Значительно продвинулись вперед и войска центрального участка фронта. Только на второй день маршал Ойяма, во всей видимости, понял, откуда исходит угроза его армии.

Основные бои в последующие дни завязались на направлении продвижения войск правого крыла Маньчжурской армии. Здесь на равнине вдоль Большой Мандариновой дороги к Ляояну маршал Ойяма был вынужден сосредоточить значительные силы, чтобы не допустить прорыва русских.

К исходу 28 сентября японцы предприняли попытку перейти в контрнаступление против правого крыла русской армии.

Куропаткин доложил об этом Алексееву. Тот приказал стянуть в этот район все что можно, в том числе и резерв, но не допустить прорыва японцев в направлении к Ляояну.

Куропаткин попытался убедить наместника, что представляется редкая возможность нанести удар на другом, более выгодном направлении силами второй группировки и резерва, однако Алексеев был непреклонен.

В результате бои стали носить позиционный характер на протяжении всей линии фронта в 70 километров и к исходу недели привели к полному истощению сил с обеих сторон.

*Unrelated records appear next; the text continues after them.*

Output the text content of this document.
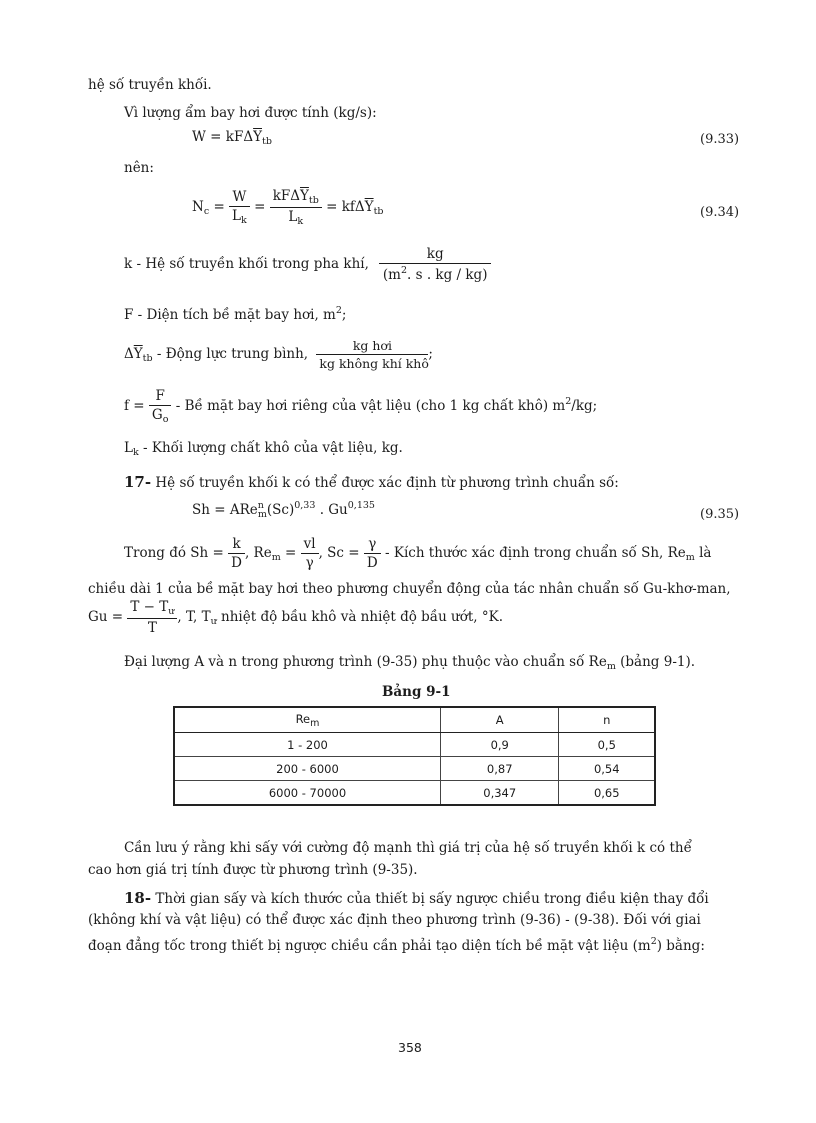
hệ số truyền khối.
Vì lượng ẩm bay hơi được tính (kg/s):
$W = kF\Delta\overline{Y}_{tb}$	(9.33)
nên:
$N_c = \frac{W}{L_k} = \frac{kF\Delta\overline{Y}_{tb}}{L_k} = kf\Delta\overline{Y}_{tb}$	(9.34)
k - Hệ số truyền khối trong pha khí, $\frac{kg}{(m^2. s . kg / kg)}$
F - Diện tích bề mặt bay hơi, $m^2$;
$\Delta\overline{Y}_{tb}$ - Động lực trung bình, $\frac{\text{kg hơi}}{\text{kg không khí khô}}$ ;
$f = \frac{F}{G_o}$ - Bề mặt bay hơi riêng của vật liệu (cho 1 kg chất khô) $m^2/kg$;
$L_k$ - Khối lượng chất khô của vật liệu, kg.
17- Hệ số truyền khối k có thể được xác định từ phương trình chuẩn số:
$Sh = ARe^n_m(Sc)^{0,33}$ . Gu$^{0,135}$
(9.35)
Trong đó $Sh = \frac{k}{D}$ , $Re_m = \frac{vl}{\gamma}$ , $Sc = \frac{\gamma}{D}$ - Kích thước xác định trong chuẩn số Sh, $Re_m$ là
chiều dài 1 của bề mặt bay hơi theo phương chuyển động của tác nhân chuẩn số Gu-khơ-man,
$Gu = \frac{T - T_ư}{T}$ , T, $T_ư$ nhiệt độ bầu khô và nhiệt độ bầu ướt, °K.
Đại lượng A và n trong phương trình (9-35) phụ thuộc vào chuẩn số $Re_m$ (bảng 9-1).
Bảng 9-1
$Re_m$	A	n
1 - 200	0,9	0,5
200 - 6000	0,87	0,54
6000 - 70000	0,347	0,65
Cần lưu ý rằng khi sấy với cường độ mạnh thì giá trị của hệ số truyền khối k có thể
cao hơn giá trị tính được từ phương trình (9-35).
18- Thời gian sấy và kích thước của thiết bị sấy ngược chiều trong điều kiện thay đổi
(không khí và vật liệu) có thể được xác định theo phương trình (9-36) - (9-38). Đối với giai
đoạn đẳng tốc trong thiết bị ngược chiều cần phải tạo diện tích bề mặt vật liệu $(m^2)$ bằng:
358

О прорыве Куропаткин уже не мог и думать.

Алексеев тут же обвинил Куропаткина в безынициативности и пригрозил доложить об этом его императорскому величеству.

Затем Алексеев прислал свою комиссию для разбирательства и выявления причин неудачного сражения.

К приезду комиссии Куропаткин и сам уже во всем разобрался. Даже поверхностное знакомство с ходом боевых действий показало: не все было слаженно. Но когда Куропаткин узнал, что командир 10-го армейского корпуса в разгар боев без всяких на то причин приказал частям корпуса, занимавшим позиции на левом берегу реки Шахэ, отступить и даже не предупредил об этом своего соседа – командира 1-го армейского корпуса, поставив его по сути дела под удар японцев во фланг, он за малым не лишился дара речи. Первая мысль, которая тогда пришла Куропаткину в голову, была – отдать командира 10-го корпуса под суд военного трибунала. Однако за командира корпуса заступился Абазов.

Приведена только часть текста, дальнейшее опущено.